You might be thinking at this point that Star Trek ’09 is bad. Absolutely incorrect. It’s fun, often funny (though a few of the jokes fall flat) and plenty of film-fueled adrenaline in a snazzy package. Some of the main bridge-crew members of the original cast actually get (what at least feels like) more screen time and emphasis than we’ve seen in prior versions of Trek, and more than enough to flesh them out nicely as characters we’d like to see again. Uhura and Sulu are probably the best examples, as (quite unfortunately) Scotty and Chekov seem sometimes to be more comic elements than developed roles. (There’s plenty of precedent for slapstick humor in older Trek – remember Scotty knocking himself out on the conduit in Voyage Home – but there was always character development along with it.) While some of the new character iterations, particularly Kirk, are fairly untrue to their antecedents, the acting is consistently enjoyable and in some cases a remarkable tribute to those who went before.
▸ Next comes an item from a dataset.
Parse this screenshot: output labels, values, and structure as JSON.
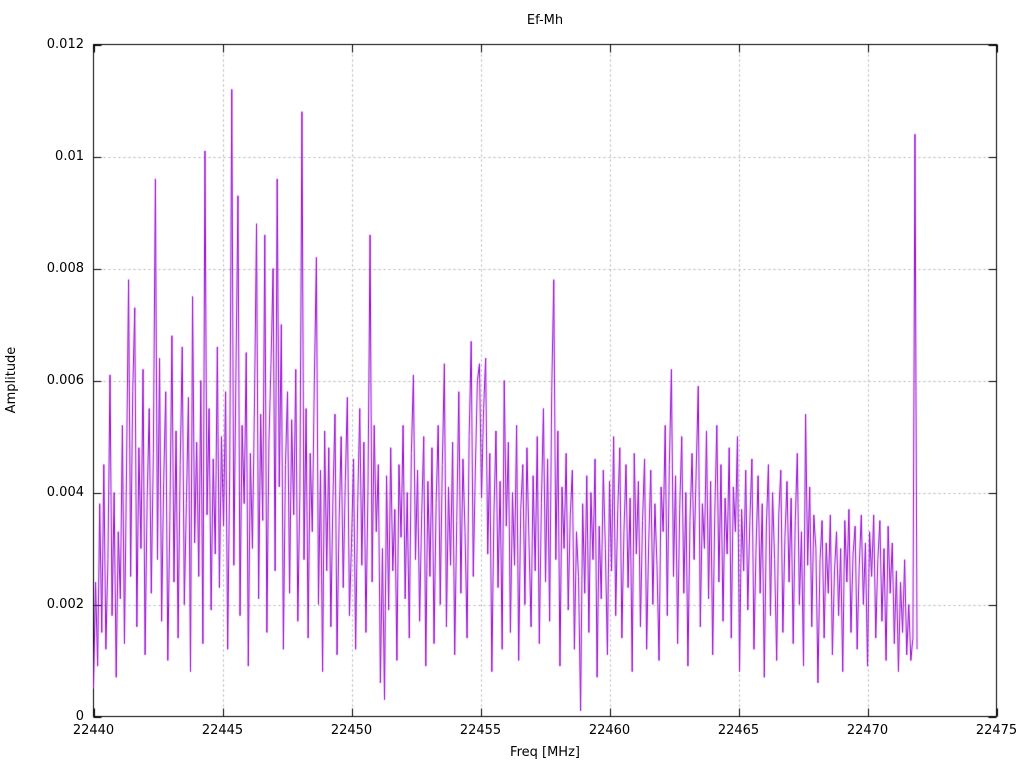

I’m talking most specifically about Karl Urban, who at times almost seems to be channeling DeForest Kelley from beyond the grave. If you’re a fan of the old-school Bones, you’re either going to absolutely love this new portrayal or really hate it. In any case, the cast and filmmakers did a great job of bringing their characters to like. The plot and timeline in Trek ’09 skips around so rapidly that at some times you may not follow it all – but you will care about the people in it. While many of the film’s sequences and events feel somewhat derivative of similar things we’ve seen in big-name franchises past, it’s all well-packaged. Sometimes imitation, in addition to being the best form of flattery, can give you something decent by itself.
Star Trek ’09, then, is a nitpicker’s torture chamber, but it will probably be a huge box-office earner, and for casual movie fans it’s sure to be a hit. This new take on the classic franchise may actually generate quite a bit of new interest in the original material – but in all truth, it really is different enough that those who like the former may be rather bored with the latter. If Gene Roddenberry’s classic SF mainstay is one of the underpinning truths of your personality – in other words, if you really are one of the Star Trek geek elite – you should probably stay far, far away from this new version (though let’s be honest, not that you will). If you’re interested in something much more mainstream with plenty of quality screenwork and effects, go see the new Star Trek. (Though you might want to wait until after opening weekend!)